Bag Lady

I wonder if that what’s the employees at the grocery store and Wal-Mart and Target say (or just think) about me. Because I am a bag lady.

Whenever I go to those places, I almost always have a bag full of bags slung over my shoulder. And I’m a little surprised that more shoppers don’t.

My parents, and generations before them, used up, reused, and recycled (before it was a thing). They save used envelopes for list-making and note-taking. They kept wrapping paper from gifts, ironed out the creases, and re-wrapped and re-wrapped gifts. They kept all their leftovers and ate them all up in subsequent meals.

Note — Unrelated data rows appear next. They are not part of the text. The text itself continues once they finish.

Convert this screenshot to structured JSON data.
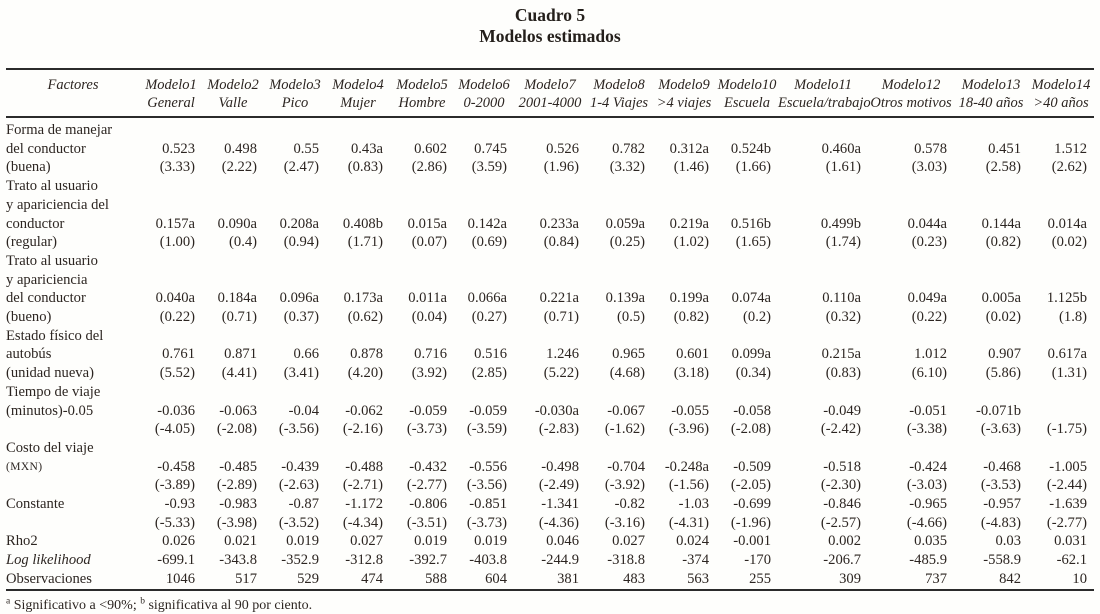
{
  "title": {
    "line1": "Cuadro 5",
    "line2": "Modelos estimados"
  },
  "colors": {
    "background": "#fefefc",
    "text": "#2c2521",
    "rule": "#2b2b2b"
  },
  "footnote": {
    "sup_a": "a",
    "part_a": " Significativo a <90%; ",
    "sup_b": "b",
    "part_b": " significativa al 90 por ciento."
  },
  "table": {
    "header": {
      "factores": "Factores",
      "models": [
        {
          "line1": "Modelo1",
          "line2": "General"
        },
        {
          "line1": "Modelo2",
          "line2": "Valle"
        },
        {
          "line1": "Modelo3",
          "line2": "Pico"
        },
        {
          "line1": "Modelo4",
          "line2": "Mujer"
        },
        {
          "line1": "Modelo5",
          "line2": "Hombre"
        },
        {
          "line1": "Modelo6",
          "line2": "0-2000"
        },
        {
          "line1": "Modelo7",
          "line2": "2001-4000"
        },
        {
          "line1": "Modelo8",
          "line2": "1-4 Viajes"
        },
        {
          "line1": "Modelo9",
          "line2": ">4 viajes"
        },
        {
          "line1": "Modelo10",
          "line2": "Escuela"
        },
        {
          "line1": "Modelo11",
          "line2": "Escuela/trabajo"
        },
        {
          "line1": "Modelo12",
          "line2": "Otros motivos"
        },
        {
          "line1": "Modelo13",
          "line2": "18-40 años"
        },
        {
          "line1": "Modelo14",
          "line2": ">40 años"
        }
      ]
    },
    "lines": [
      {
        "label": "Forma de manejar",
        "cells": [
          "",
          "",
          "",
          "",
          "",
          "",
          "",
          "",
          "",
          "",
          "",
          "",
          "",
          ""
        ]
      },
      {
        "label": "del conductor",
        "cells": [
          "0.523",
          "0.498",
          "0.55",
          "0.43a",
          "0.602",
          "0.745",
          "0.526",
          "0.782",
          "0.312a",
          "0.524b",
          "0.460a",
          "0.578",
          "0.451",
          "1.512"
        ]
      },
      {
        "label": "(buena)",
        "cells": [
          "(3.33)",
          "(2.22)",
          "(2.47)",
          "(0.83)",
          "(2.86)",
          "(3.59)",
          "(1.96)",
          "(3.32)",
          "(1.46)",
          "(1.66)",
          "(1.61)",
          "(3.03)",
          "(2.58)",
          "(2.62)"
        ]
      },
      {
        "label": "Trato al usuario",
        "cells": [
          "",
          "",
          "",
          "",
          "",
          "",
          "",
          "",
          "",
          "",
          "",
          "",
          "",
          ""
        ]
      },
      {
        "label": "y apariciencia del",
        "cells": [
          "",
          "",
          "",
          "",
          "",
          "",
          "",
          "",
          "",
          "",
          "",
          "",
          "",
          ""
        ]
      },
      {
        "label": "conductor",
        "cells": [
          "0.157a",
          "0.090a",
          "0.208a",
          "0.408b",
          "0.015a",
          "0.142a",
          "0.233a",
          "0.059a",
          "0.219a",
          "0.516b",
          "0.499b",
          "0.044a",
          "0.144a",
          "0.014a"
        ]
      },
      {
        "label": "(regular)",
        "cells": [
          "(1.00)",
          "(0.4)",
          "(0.94)",
          "(1.71)",
          "(0.07)",
          "(0.69)",
          "(0.84)",
          "(0.25)",
          "(1.02)",
          "(1.65)",
          "(1.74)",
          "(0.23)",
          "(0.82)",
          "(0.02)"
        ]
      },
      {
        "label": "Trato al usuario",
        "cells": [
          "",
          "",
          "",
          "",
          "",
          "",
          "",
          "",
          "",
          "",
          "",
          "",
          "",
          ""
        ]
      },
      {
        "label": "y apariciencia",
        "cells": [
          "",
          "",
          "",
          "",
          "",
          "",
          "",
          "",
          "",
          "",
          "",
          "",
          "",
          ""
        ]
      },
      {
        "label": "del conductor",
        "cells": [
          "0.040a",
          "0.184a",
          "0.096a",
          "0.173a",
          "0.011a",
          "0.066a",
          "0.221a",
          "0.139a",
          "0.199a",
          "0.074a",
          "0.110a",
          "0.049a",
          "0.005a",
          "1.125b"
        ]
      },
      {
        "label": "(bueno)",
        "cells": [
          "(0.22)",
          "(0.71)",
          "(0.37)",
          "(0.62)",
          "(0.04)",
          "(0.27)",
          "(0.71)",
          "(0.5)",
          "(0.82)",
          "(0.2)",
          "(0.32)",
          "(0.22)",
          "(0.02)",
          "(1.8)"
        ]
      },
      {
        "label": "Estado físico del",
        "cells": [
          "",
          "",
          "",
          "",
          "",
          "",
          "",
          "",
          "",
          "",
          "",
          "",
          "",
          ""
        ]
      },
      {
        "label": "autobús",
        "cells": [
          "0.761",
          "0.871",
          "0.66",
          "0.878",
          "0.716",
          "0.516",
          "1.246",
          "0.965",
          "0.601",
          "0.099a",
          "0.215a",
          "1.012",
          "0.907",
          "0.617a"
        ]
      },
      {
        "label": "(unidad nueva)",
        "cells": [
          "(5.52)",
          "(4.41)",
          "(3.41)",
          "(4.20)",
          "(3.92)",
          "(2.85)",
          "(5.22)",
          "(4.68)",
          "(3.18)",
          "(0.34)",
          "(0.83)",
          "(6.10)",
          "(5.86)",
          "(1.31)"
        ]
      },
      {
        "label": "Tiempo de viaje",
        "cells": [
          "",
          "",
          "",
          "",
          "",
          "",
          "",
          "",
          "",
          "",
          "",
          "",
          "",
          ""
        ]
      },
      {
        "label": "(minutos)-0.05",
        "cells": [
          "-0.036",
          "-0.063",
          "-0.04",
          "-0.062",
          "-0.059",
          "-0.059",
          "-0.030a",
          "-0.067",
          "-0.055",
          "-0.058",
          "-0.049",
          "-0.051",
          "-0.071b",
          ""
        ]
      },
      {
        "label": "",
        "cells": [
          "(-4.05)",
          "(-2.08)",
          "(-3.56)",
          "(-2.16)",
          "(-3.73)",
          "(-3.59)",
          "(-2.83)",
          "(-1.62)",
          "(-3.96)",
          "(-2.08)",
          "(-2.42)",
          "(-3.38)",
          "(-3.63)",
          "(-1.75)"
        ]
      },
      {
        "label": "Costo del viaje",
        "cells": [
          "",
          "",
          "",
          "",
          "",
          "",
          "",
          "",
          "",
          "",
          "",
          "",
          "",
          ""
        ]
      },
      {
        "label": "(MXN)",
        "small": true,
        "cells": [
          "-0.458",
          "-0.485",
          "-0.439",
          "-0.488",
          "-0.432",
          "-0.556",
          "-0.498",
          "-0.704",
          "-0.248a",
          "-0.509",
          "-0.518",
          "-0.424",
          "-0.468",
          "-1.005"
        ]
      },
      {
        "label": "",
        "cells": [
          "(-3.89)",
          "(-2.89)",
          "(-2.63)",
          "(-2.71)",
          "(-2.77)",
          "(-3.56)",
          "(-2.49)",
          "(-3.92)",
          "(-1.56)",
          "(-2.05)",
          "(-2.30)",
          "(-3.03)",
          "(-3.53)",
          "(-2.44)"
        ]
      },
      {
        "label": "Constante",
        "cells": [
          "-0.93",
          "-0.983",
          "-0.87",
          "-1.172",
          "-0.806",
          "-0.851",
          "-1.341",
          "-0.82",
          "-1.03",
          "-0.699",
          "-0.846",
          "-0.965",
          "-0.957",
          "-1.639"
        ]
      },
      {
        "label": "",
        "cells": [
          "(-5.33)",
          "(-3.98)",
          "(-3.52)",
          "(-4.34)",
          "(-3.51)",
          "(-3.73)",
          "(-4.36)",
          "(-3.16)",
          "(-4.31)",
          "(-1.96)",
          "(-2.57)",
          "(-4.66)",
          "(-4.83)",
          "(-2.77)"
        ]
      },
      {
        "label": "Rho2",
        "cells": [
          "0.026",
          "0.021",
          "0.019",
          "0.027",
          "0.019",
          "0.019",
          "0.046",
          "0.027",
          "0.024",
          "-0.001",
          "0.002",
          "0.035",
          "0.03",
          "0.031"
        ]
      },
      {
        "label": "Log likelihood",
        "italic": true,
        "cells": [
          "-699.1",
          "-343.8",
          "-352.9",
          "-312.8",
          "-392.7",
          "-403.8",
          "-244.9",
          "-318.8",
          "-374",
          "-170",
          "-206.7",
          "-485.9",
          "-558.9",
          "-62.1"
        ]
      },
      {
        "label": "Observaciones",
        "cells": [
          "1046",
          "517",
          "529",
          "474",
          "588",
          "604",
          "381",
          "483",
          "563",
          "255",
          "309",
          "737",
          "842",
          "10"
        ]
      }
    ]
  }
}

And then things became disposable, not-worth-the-effort-to-keep, and groceries went home in those flimsy plastic bags instead of the nice brown paper, stands-up-by-itself bags. If those brown paper bags got blown away in the wind, they just ended up stuck behind some garage or in some ditch, where they got sunshined on and rained on, after which they deteriorated and became mulch and enriched the earth. And when those flimsy plastic bags got blown away by the wind, they got stuck high up in tree branches where they are to this day.

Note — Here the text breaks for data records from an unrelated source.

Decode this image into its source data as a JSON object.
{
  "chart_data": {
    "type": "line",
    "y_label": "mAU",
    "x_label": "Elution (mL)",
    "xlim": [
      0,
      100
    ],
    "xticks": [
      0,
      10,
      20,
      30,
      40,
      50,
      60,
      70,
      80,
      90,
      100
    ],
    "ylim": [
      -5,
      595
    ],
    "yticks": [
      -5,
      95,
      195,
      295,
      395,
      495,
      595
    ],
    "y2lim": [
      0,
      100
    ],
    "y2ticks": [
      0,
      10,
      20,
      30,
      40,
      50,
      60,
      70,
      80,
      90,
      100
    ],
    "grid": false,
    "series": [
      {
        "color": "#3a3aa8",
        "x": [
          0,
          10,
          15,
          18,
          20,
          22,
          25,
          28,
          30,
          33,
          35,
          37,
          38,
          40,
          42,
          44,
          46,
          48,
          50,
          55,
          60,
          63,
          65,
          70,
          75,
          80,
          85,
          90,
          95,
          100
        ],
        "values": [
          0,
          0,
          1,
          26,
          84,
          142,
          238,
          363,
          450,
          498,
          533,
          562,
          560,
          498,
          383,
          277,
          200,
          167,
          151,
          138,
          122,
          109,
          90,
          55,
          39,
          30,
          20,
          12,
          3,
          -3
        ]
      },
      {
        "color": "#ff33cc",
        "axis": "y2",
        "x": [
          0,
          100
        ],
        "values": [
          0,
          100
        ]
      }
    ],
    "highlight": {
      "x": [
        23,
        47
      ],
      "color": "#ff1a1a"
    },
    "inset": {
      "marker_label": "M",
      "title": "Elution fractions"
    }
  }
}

So. I try to do my part. We recycle the cans and the bottles and the plastic and the paper, and sometimes our blue recycle bin is filled to the brim on recycle pick-up day.

And I take my bags to the stores.

Target has a variety of sizes and weights of reusable bags. They are pretty and red and useful. I’ve purchased several. One of my favorites was a bag that folded up and there was a zipper that held the whole thing closed. It disappeared. I think that maybe it was on the edge of the car’s seat and may have fallen out, unnoticed, when I opened the door. But then, they made another kind, similar, but it had a Velcro fastener that kept it all together.

 

I love this Target bag. It’s canvas and big and heavy-duty; holds a lot. Typically, I’d put all my other, smaller Target bags in it and go off shopping to Target. See this bag? This bag from the inside? It’s empty. It’s empty because it’s a brand-new bag, and it’s the only Target bag I have now. I think what must have happened, because I have searched and searched the house, the car, the house and car again. And again. No bags. I must have gone to Target, with the bags, down in my cart, didn’t find what I was looking for, and, without thinking, put my cart back at the front of the store, and left. After several days, of looking and wondering, befuddled, and finally thinking that maybe I knew what happened, I went to Target to check the lost and found. No luck. No luck at all. And, after shopping that day, I was checking out and saw, behind my checker, the nice canvas bags. “I’ll take one of those,” I said. I’m starting over.

 

Let the heavens rejoice, and let the earth be glad; let the sea roar, and the fulness thereof.

Let the field be joyful, and all that is therein: then shall all the trees of the wood rejoice

Psalm 96:11-12 (King James Version)

Let’s hear it from Sky,
With Earth joining in,
And a huge round of applause from Sea.

Let Wilderness turn cartwheels,
Animals, come dance,
Put every tree of the forest in the choir—

Psalm 96:11-12 (The Messge)

Once, when I was checking out at Wal-Mart, but using my HEB grocery store bags, the Wal-Mart checker sort of took me to task. “You’re bringing those HEB bags here to Wal-Mart,” she asked, sort of skeptically. “Really,” I said. “Here I am, with my HEB bags, but I’m shopping at Wal-Mart, instead. You’d think that the Wal-Mart people would be overjoyed.” Nobody at Wal-Mart has ever again said anything to me about it. And me, I’m just trying to do my part to keep the sky, the earth, the sea, and the trees all singing their happy songs!